When one thinks of the concept of "eugenics" most people think back to the atrocities of Nazi Germany and the genocide of ethnic cleansing during the Hitler regime.
What most Americans do not realize is that the "scientific" field of study known as "eugenics" originated in the United States, being inspired by Darwinian evolution, and is responsible for terrible social and racial injustices here in the U.S. before Hitler's atrocities that occurred during WWII.
And the "scientific" field of eugenics is still alive and well today, even though the term "eugenics" is no longer popular.
Part of America's dark eugenics past is the story of how indigenous African people were kidnapped from their villages in the early 1900s and brought to America as "freaks," displayed as "missing links" to Darwin's theory of human evolution, and displayed to the public in cages at Public Fairs and Zoos.
The Discovery Institute has produced a new documentary about this dark period of America's past called "Human Zoos." Here is a synopsis:
"In September 1906, nearly a quarter of a million people flocked to the Bronx Zoo in New York City. Many came for a startling new exhibit in the Zoo’s Monkey House.
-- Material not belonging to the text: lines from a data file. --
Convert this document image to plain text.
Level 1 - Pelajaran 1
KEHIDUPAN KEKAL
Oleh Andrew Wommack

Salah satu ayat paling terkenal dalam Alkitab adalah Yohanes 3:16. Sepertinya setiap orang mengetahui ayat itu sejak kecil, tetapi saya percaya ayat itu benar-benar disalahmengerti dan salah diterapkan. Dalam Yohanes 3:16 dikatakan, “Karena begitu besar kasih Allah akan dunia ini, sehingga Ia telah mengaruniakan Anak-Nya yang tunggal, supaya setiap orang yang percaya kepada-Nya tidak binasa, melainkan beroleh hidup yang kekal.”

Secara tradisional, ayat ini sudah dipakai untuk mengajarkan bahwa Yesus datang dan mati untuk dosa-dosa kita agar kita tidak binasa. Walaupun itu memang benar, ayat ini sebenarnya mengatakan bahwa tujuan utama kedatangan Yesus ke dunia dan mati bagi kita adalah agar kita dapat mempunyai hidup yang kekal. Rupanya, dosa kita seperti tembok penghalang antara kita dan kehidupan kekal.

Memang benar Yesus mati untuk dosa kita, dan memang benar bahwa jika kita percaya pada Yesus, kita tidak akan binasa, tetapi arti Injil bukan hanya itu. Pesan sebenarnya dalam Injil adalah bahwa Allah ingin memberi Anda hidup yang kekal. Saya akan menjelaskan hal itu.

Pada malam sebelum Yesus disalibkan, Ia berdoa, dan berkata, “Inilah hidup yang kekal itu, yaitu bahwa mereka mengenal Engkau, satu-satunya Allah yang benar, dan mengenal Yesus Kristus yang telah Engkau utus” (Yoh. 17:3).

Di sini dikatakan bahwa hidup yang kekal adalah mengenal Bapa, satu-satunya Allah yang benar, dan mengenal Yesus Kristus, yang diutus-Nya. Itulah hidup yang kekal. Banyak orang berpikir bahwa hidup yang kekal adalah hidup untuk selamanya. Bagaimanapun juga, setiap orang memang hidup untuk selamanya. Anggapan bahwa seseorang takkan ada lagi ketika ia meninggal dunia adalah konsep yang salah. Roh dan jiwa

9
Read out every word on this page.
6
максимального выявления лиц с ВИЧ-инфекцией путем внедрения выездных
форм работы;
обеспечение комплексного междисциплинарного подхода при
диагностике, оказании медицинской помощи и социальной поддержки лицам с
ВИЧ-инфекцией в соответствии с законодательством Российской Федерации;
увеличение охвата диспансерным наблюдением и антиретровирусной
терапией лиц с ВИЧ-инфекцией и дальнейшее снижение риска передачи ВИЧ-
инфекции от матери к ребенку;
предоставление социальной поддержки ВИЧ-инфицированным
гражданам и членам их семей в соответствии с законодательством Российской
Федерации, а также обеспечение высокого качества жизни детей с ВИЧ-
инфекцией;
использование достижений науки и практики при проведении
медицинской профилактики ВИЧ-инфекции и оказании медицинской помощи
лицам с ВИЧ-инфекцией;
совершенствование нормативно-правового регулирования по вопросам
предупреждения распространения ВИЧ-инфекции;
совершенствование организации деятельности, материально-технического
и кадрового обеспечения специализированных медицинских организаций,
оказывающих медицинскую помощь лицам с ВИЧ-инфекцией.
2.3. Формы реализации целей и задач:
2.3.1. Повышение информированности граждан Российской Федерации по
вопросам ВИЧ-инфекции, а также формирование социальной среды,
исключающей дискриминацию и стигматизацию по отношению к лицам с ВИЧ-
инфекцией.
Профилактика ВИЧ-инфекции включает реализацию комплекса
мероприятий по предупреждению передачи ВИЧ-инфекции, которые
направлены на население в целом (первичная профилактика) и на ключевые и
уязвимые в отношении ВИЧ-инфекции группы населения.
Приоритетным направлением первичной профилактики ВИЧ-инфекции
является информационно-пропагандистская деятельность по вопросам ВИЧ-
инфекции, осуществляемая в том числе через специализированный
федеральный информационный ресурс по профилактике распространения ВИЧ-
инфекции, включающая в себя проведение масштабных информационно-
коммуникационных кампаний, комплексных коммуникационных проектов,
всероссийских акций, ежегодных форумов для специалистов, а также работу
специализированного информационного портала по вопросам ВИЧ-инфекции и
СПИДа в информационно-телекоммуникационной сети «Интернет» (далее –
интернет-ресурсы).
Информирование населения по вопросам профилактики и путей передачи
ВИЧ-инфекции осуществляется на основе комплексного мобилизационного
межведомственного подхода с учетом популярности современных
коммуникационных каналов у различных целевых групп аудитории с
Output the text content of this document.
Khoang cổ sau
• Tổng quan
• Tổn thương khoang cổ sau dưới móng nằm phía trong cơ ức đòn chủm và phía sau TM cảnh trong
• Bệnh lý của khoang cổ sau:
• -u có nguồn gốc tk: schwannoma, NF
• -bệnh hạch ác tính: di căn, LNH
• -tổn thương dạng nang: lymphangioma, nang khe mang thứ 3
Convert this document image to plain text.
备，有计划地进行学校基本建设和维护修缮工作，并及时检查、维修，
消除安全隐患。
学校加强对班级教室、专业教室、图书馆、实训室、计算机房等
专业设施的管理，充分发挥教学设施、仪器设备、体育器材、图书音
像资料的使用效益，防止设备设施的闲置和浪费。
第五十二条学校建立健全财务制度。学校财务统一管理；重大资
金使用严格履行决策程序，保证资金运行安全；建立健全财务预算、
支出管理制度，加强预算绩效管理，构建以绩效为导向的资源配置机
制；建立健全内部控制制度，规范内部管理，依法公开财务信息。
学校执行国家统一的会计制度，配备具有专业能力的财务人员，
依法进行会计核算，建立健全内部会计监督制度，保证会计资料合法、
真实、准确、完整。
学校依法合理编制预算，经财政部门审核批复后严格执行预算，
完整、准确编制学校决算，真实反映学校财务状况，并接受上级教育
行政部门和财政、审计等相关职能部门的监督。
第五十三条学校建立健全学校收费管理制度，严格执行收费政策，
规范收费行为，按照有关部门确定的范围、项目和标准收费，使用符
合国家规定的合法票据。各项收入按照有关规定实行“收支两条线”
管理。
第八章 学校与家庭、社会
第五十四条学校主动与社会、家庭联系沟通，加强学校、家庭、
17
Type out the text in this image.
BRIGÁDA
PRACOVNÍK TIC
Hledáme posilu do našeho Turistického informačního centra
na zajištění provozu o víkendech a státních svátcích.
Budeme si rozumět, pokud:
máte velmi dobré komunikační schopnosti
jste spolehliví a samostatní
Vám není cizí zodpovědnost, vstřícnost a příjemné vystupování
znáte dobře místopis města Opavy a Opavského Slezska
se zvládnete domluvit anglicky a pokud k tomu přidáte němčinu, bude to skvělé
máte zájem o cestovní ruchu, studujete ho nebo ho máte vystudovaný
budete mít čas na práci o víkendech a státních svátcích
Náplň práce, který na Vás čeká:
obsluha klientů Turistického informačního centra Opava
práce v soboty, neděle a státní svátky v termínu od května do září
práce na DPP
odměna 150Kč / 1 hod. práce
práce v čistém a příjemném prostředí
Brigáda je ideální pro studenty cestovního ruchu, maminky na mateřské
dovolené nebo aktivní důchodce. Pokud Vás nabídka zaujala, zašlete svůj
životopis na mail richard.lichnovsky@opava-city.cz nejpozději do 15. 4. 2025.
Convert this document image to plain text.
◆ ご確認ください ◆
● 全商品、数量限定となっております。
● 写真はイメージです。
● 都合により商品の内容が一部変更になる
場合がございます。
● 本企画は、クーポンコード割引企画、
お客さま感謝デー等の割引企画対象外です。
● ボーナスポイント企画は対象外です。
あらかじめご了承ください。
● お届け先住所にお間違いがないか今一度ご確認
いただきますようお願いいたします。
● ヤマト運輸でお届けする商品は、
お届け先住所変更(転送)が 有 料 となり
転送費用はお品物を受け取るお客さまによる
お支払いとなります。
But it wasn’t a monkey they came to see. It was a man. His name was Ota Benga. A pygmy from the African Congo, Ota Benga was exhibited in a cage along with monkeys.
Benga was not alone.
He was one of literally thousands of indigenous peoples who were put on public display throughout America in the early twentieth century.
Often touted as “missing links” between man and apes and as examples of the “lower” stages of human evolution, these native peoples were harassed, demeaned, and jeered at. Their public display was arranged with the enthusiastic support of the most elite members of the scientific community, and it was promoted uncritically by America’s leading newspapers.
Human Zoos tells the horrifying story of this effort to dehumanize entire classes of people in the name of science."